Долго, очень долго замерший смотрел вглубь зыбкого образа.
«Это я», осело в сознании.
«Я — Норруан», вспомнил замерший.
«Я знаю своё имя».
Сразу это случилось или нет, но всё вокруг вспыхнуло ослепительно ярким светом, а замерший осознал то, что только что произнёс.
А осознав, свалился наземь и бессильно сжал кулаки.
Потому что вместе с именем пришла и память.
Унэн отчасти ожидал очередного катаклизма; слова какого–то мага о том, что неприятности следуют за ним, Унэном, по пятам, порой оказывались поразительно верными. Порой, естественно; Унэн никогда не лез очертя голову в самую гущу событий… ну, так скажем, как правило, не лез.
Поскольку его шестое чувство — а оно было одним из немногих вещей, которым монах доверял безоговорочно — так вот, оно никогда ещё не подводило. В конечном счёте.
Порой, конечно, земля горела под ногами (в прямом и переносном смыслах), но удавалось уйти, не подпалив хвоста (и монах чрезвычайно гордился тем, что до сих пор успешно скрывал его наличие от всего Ралиона)…
Катаклизма не случилось.
Поверхность плиты мягко засветилась и на ней проступила чёткая, на первый взгляд рельефная карта Ралиона. Монах даже прикоснулся пальцем к очертаниям горного массива, чтобы проверить, иллюзия ли это.

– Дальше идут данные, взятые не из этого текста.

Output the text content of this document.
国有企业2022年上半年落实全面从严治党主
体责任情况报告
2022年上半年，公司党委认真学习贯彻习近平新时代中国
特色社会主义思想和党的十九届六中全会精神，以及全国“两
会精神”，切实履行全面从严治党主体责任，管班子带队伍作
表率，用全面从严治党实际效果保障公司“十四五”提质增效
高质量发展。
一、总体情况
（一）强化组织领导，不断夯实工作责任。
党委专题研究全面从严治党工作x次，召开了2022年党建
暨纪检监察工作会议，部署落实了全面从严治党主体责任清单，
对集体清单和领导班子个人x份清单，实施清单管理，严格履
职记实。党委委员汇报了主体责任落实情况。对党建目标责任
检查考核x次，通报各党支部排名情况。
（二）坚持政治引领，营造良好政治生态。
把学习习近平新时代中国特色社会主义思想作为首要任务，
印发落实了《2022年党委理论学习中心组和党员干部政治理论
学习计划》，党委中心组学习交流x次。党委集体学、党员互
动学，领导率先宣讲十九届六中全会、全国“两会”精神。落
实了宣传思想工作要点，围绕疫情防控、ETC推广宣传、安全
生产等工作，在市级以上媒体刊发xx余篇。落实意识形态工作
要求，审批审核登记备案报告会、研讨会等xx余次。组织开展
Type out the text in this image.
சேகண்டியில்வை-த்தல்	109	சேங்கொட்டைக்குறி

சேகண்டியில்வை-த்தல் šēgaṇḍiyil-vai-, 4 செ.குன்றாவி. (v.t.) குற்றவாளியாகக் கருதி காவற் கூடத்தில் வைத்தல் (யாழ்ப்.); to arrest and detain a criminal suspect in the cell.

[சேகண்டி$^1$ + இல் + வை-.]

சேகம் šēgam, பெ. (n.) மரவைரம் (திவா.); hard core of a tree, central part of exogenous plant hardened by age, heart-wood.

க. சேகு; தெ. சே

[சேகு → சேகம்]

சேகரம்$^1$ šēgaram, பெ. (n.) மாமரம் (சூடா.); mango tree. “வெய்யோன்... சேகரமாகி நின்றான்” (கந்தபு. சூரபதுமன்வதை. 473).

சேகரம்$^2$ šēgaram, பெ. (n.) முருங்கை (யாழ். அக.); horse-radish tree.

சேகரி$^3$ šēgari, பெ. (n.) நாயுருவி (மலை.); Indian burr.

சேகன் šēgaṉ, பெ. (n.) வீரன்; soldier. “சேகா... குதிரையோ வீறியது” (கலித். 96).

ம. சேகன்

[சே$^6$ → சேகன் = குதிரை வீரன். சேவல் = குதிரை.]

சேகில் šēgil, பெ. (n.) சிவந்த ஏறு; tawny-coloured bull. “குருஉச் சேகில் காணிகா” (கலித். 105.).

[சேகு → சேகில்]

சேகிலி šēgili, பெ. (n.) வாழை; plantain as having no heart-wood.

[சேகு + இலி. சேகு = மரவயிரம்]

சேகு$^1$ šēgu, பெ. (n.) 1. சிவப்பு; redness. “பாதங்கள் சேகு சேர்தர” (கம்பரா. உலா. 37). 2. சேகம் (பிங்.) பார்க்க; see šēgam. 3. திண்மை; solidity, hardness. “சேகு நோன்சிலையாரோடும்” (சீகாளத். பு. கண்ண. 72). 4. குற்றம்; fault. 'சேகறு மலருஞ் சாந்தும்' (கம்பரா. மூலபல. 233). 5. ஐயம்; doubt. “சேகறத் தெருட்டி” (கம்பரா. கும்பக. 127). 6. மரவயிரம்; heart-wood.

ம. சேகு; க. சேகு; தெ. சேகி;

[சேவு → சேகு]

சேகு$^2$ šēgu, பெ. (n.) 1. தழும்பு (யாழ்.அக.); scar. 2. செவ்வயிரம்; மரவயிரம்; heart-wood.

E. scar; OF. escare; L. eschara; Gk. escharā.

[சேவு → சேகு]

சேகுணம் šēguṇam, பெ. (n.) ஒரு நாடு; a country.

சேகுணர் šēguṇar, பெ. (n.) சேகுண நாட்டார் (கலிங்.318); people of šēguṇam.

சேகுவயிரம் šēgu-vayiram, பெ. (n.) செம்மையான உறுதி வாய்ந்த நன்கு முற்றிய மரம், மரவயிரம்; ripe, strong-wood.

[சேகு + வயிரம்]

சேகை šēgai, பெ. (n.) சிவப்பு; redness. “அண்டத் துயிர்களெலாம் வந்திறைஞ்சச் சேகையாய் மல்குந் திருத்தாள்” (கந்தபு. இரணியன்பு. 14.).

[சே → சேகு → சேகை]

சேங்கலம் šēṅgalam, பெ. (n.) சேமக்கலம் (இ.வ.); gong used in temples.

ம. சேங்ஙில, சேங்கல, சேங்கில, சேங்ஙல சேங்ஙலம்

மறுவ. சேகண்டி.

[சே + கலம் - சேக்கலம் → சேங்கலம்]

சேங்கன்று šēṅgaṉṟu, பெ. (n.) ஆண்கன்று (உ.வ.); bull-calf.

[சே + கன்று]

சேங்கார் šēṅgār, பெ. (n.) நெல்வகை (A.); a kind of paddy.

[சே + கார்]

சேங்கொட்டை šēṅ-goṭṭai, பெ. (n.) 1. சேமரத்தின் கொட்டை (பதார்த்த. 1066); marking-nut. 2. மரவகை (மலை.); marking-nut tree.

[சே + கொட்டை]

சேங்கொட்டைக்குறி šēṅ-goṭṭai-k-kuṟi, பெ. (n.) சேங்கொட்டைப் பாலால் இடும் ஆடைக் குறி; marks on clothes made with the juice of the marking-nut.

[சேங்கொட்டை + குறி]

Иллюзия. Но изображение плавно сместилось и точка, к которой он прикоснулся, оказалась в центре плиты. Монах удивлённо поднял брови… и понял, что Плита намного «умнее», чем говорил Таменхи.
Интересно, а Шассим откуда это знает? Хотя, если он может в любой момент увидеть картины, записанные его сородичами… Надо же, какое трудолюбие. Тысячи лет флоссы летают по всему свету, запечатлевают картины происходящего, взамен не получая ничего, кроме неприятностей.
Так, где там у нас карта…
Унэн извлёк рисунок и озадаченно посмотрел на несколько цветных пятен. Ну и как прикажете это понимать?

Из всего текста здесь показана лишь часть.